Published 12:00 am Thursday, June 21, 2018

Give Lewisville’s founding fathers credit for taking a stand when it comes to an issue near and dear to their hearts — keeping term limits.

You know, if it ain’t broke…

Limiting those who occupy the positions of mayor and council to no more than eight consecutive years in office — four two-year terms — has been in play since the town became incorporated in 1991.

The discussion of term limits came during a public hearing during last Thursday night’s meeting that was called after the issue came up in a planning meeting with council earlier this year about a specific N.C. court ruling years ago.

With few exceptions, establishing term limits for all governing bodies just makes good sense.

The council will decide whether to stay the course or amend the charter in its August meeting, but the former mayors and council members were adamant about maintaining the status quo and the traditions of the town.

Another is having prayer prior to the start of each meeting.
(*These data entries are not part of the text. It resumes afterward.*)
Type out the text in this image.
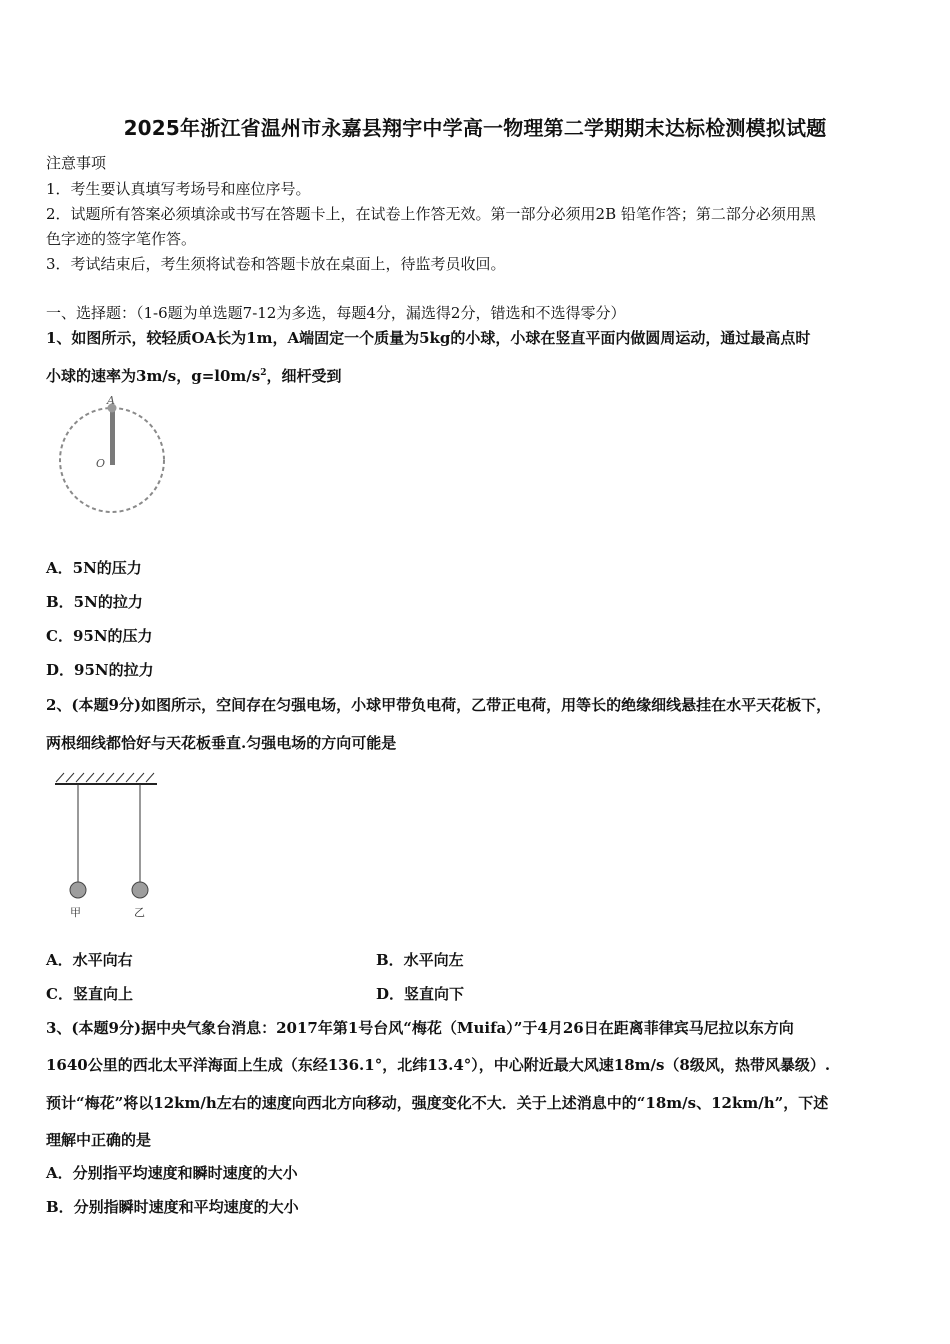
2025年浙江省温州市永嘉县翔宇中学高一物理第二学期期末达标检测模拟试题
注意事项
1．考生要认真填写考场号和座位序号。
2．试题所有答案必须填涂或书写在答题卡上，在试卷上作答无效。第一部分必须用2B 铅笔作答；第二部分必须用黑
色字迹的签字笔作答。
3．考试结束后，考生须将试卷和答题卡放在桌面上，待监考员收回。
一、选择题：（1-6题为单选题7-12为多选，每题4分，漏选得2分，错选和不选得零分）
1、如图所示，较轻质OA长为1m，A端固定一个质量为5kg的小球，小球在竖直平面内做圆周运动，通过最高点时
小球的速率为3m/s，$g=l0m/s^2$，细杆受到
A
O
A．5N的压力
B．5N的拉力
C．95N的压力
D．95N的拉力
2、(本题9分)如图所示，空间存在匀强电场，小球甲带负电荷，乙带正电荷，用等长的绝缘细线悬挂在水平天花板下，
两根细线都恰好与天花板垂直.匀强电场的方向可能是
甲	乙
A．水平向右	B．水平向左
C．竖直向上	D．竖直向下
3、(本题9分)据中央气象台消息：2017年第1号台风“梅花（Muifa）”于4月26日在距离菲律宾马尼拉以东方向
1640公里的西北太平洋海面上生成（东经136.1°，北纬13.4°），中心附近最大风速18m/s（8级风，热带风暴级）.
预计“梅花”将以12km/h左右的速度向西北方向移动，强度变化不大．关于上述消息中的“18m/s、12km/h”，下述
理解中正确的是
A．分别指平均速度和瞬时速度的大小
B．分别指瞬时速度和平均速度的大小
In a country that seems to be continually moving away from God, the council has no intention of changing its stance. Again, good for them.
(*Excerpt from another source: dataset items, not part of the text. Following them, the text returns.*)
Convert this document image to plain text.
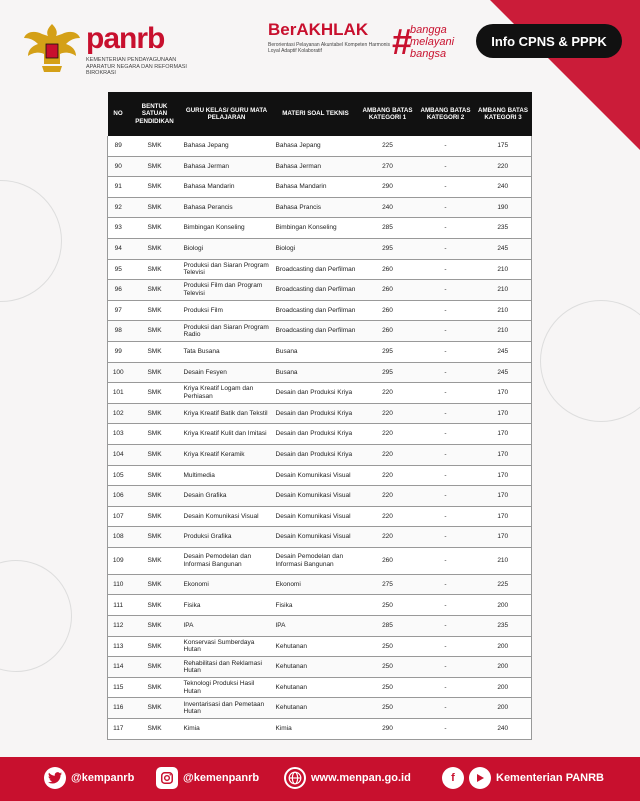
panrb
KEMENTERIAN PENDAYAGUNAAN APARATUR NEGARA DAN REFORMASI BIROKRASI
BerAKHLAK
Berorientasi Pelayanan Akuntabel Kompeten Harmonis Loyal Adaptif Kolaboratif	#
bangga
melayani
bangsa
Info CPNS & PPPK
NO	BENTUK SATUAN PENDIDIKAN	GURU KELAS/ GURU MATA PELAJARAN	MATERI SOAL TEKNIS	AMBANG BATAS KATEGORI 1	AMBANG BATAS KATEGORI 2	AMBANG BATAS KATEGORI 3
89	SMK	Bahasa Jepang	Bahasa Jepang	225	-	175
90	SMK	Bahasa Jerman	Bahasa Jerman	270	-	220
91	SMK	Bahasa Mandarin	Bahasa Mandarin	290	-	240
92	SMK	Bahasa Perancis	Bahasa Prancis	240	-	190
93	SMK	Bimbingan Konseling	Bimbingan Konseling	285	-	235
94	SMK	Biologi	Biologi	295	-	245
95	SMK	Produksi dan Siaran Program Televisi	Broadcasting dan Perfilman	260	-	210
96	SMK	Produksi Film dan Program Televisi	Broadcasting dan Perfilman	260	-	210
97	SMK	Produksi Film	Broadcasting dan Perfilman	260	-	210
98	SMK	Produksi dan Siaran Program Radio	Broadcasting dan Perfilman	260	-	210
99	SMK	Tata Busana	Busana	295	-	245
100	SMK	Desain Fesyen	Busana	295	-	245
101	SMK	Kriya Kreatif Logam dan Perhiasan	Desain dan Produksi Kriya	220	-	170
102	SMK	Kriya Kreatif Batik dan Tekstil	Desain dan Produksi Kriya	220	-	170
103	SMK	Kriya Kreatif Kulit dan Imitasi	Desain dan Produksi Kriya	220	-	170
104	SMK	Kriya Kreatif Keramik	Desain dan Produksi Kriya	220	-	170
105	SMK	Multimedia	Desain Komunikasi Visual	220	-	170
106	SMK	Desain Grafika	Desain Komunikasi Visual	220	-	170
107	SMK	Desain Komunikasi Visual	Desain Komunikasi Visual	220	-	170
108	SMK	Produksi Grafika	Desain Komunikasi Visual	220	-	170
109	SMK	Desain Pemodelan dan Informasi Bangunan	Desain Pemodelan dan Informasi Bangunan	260	-	210
110	SMK	Ekonomi	Ekonomi	275	-	225
111	SMK	Fisika	Fisika	250	-	200
112	SMK	IPA	IPA	285	-	235
113	SMK	Konservasi Sumberdaya Hutan	Kehutanan	250	-	200
114	SMK	Rehabilitasi dan Reklamasi Hutan	Kehutanan	250	-	200
115	SMK	Teknologi Produksi Hasil Hutan	Kehutanan	250	-	200
116	SMK	Inventarisasi dan Pemetaan Hutan	Kehutanan	250	-	200
117	SMK	Kimia	Kimia	290	-	240
@kempanrb	@kemenpanrb	www.menpan.go.id	f	Kementerian PANRB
Tom Lawson, a former mayor and councilman, said:  “There have been many court cases that have found that prayer before a meeting is not allowed. This came up early on in my term sitting on that side of the dais. Our decision at that time was we were not going to change the traditions and how we handled it.

“Certainly, if somebody wanted to come forward and challenge that, then at that point we would address it in a fashion that would be legal and legitimate. But for the time being, we determined we would stick with the traditions of the town and continue with prayer before the meeting as we always had.”

• • • • •

Speaking of Lewisville, Corp. P.J. Springer was introduced as an incoming member of the town’s community policing section in last Thursday night’s Lewisville Town Council meeting.

He comes over from Clemmons where he served in a similar position before transferring and was wished a farewell three nights earlier in the Clemmons Village Council where they poked a little fun at him.

“I’m not sure going to Lewisville is a promotion,” Village Manager Scott Buffkin said with a chuckle.

Chief Deputy Brad Stanley, who headed up a large Forsyth County Sheriff’s Department contingent, had this to say at the Lewisville meeting: “He (P.J.) was telling me coming here that they announced to the Clemmons Council the other night that he would be leaving. He did tell me y’all had snacks out here.”

I’m sorry to report — at least for me — there were none.

• • • • •

It’s hard to beat a week at the beach, but for our little great niece, it was truly a time she will never forget.

First, there was getting a mermaid outfit that she had targeted before the trip to the Crystal Coast. She enjoyed showing off her colorful costume doing flips in the pool, and next was a boogie board to ride the waves in the ocean.

Of course, there were the go-kart rides, ice cream, putt-putt and learning experiences at the N.C. Aquarium at Pine Knolls Shores, where they had a special dinosaur exhibit (she has always been particularly fascinated with the large creatures), and a visit to Fort Macon State Park.

But nothing could top going to a baseball game in Morehead City where she was selected to go out on the field for the first pitch.

We were in line to purchase tickets for the Coastal Plain League game between the home-standing Marlins and Wilson Tobs when one of the staff members approached us and asked if she’d like to throw out the first pitch.

This league is for aspiring professional players and included some from local universities, including Wake Forest shortstop Patrick Frick.

They whisked her away for her moment in the spotlight. She was thrilled. By the time we made it to the stands, she was running off the field, ball in hand. Now she wanted all the players to sign it.

After a couple of innings, some of the Morehead City Marlins players came through the quaint park to greet fans for quick photos, autographs and thank everyone for coming to the game. Can you imagine anything like that at a Major League game?

Well, as fate would have it, our great niece and her dad had gone to get a snack and missed the entourage. However, she had given the ball to my wife for safe-keeping, and I asked one of the players if he could get as many signatures as possible for the little girl who was out there for the first pitch.

A couple of innings later, he brought the ball back filled with autographs and posed for a picture with her. She said that getting the ball was better than the mermaid outfit or boogie board and was the highlight of her trip.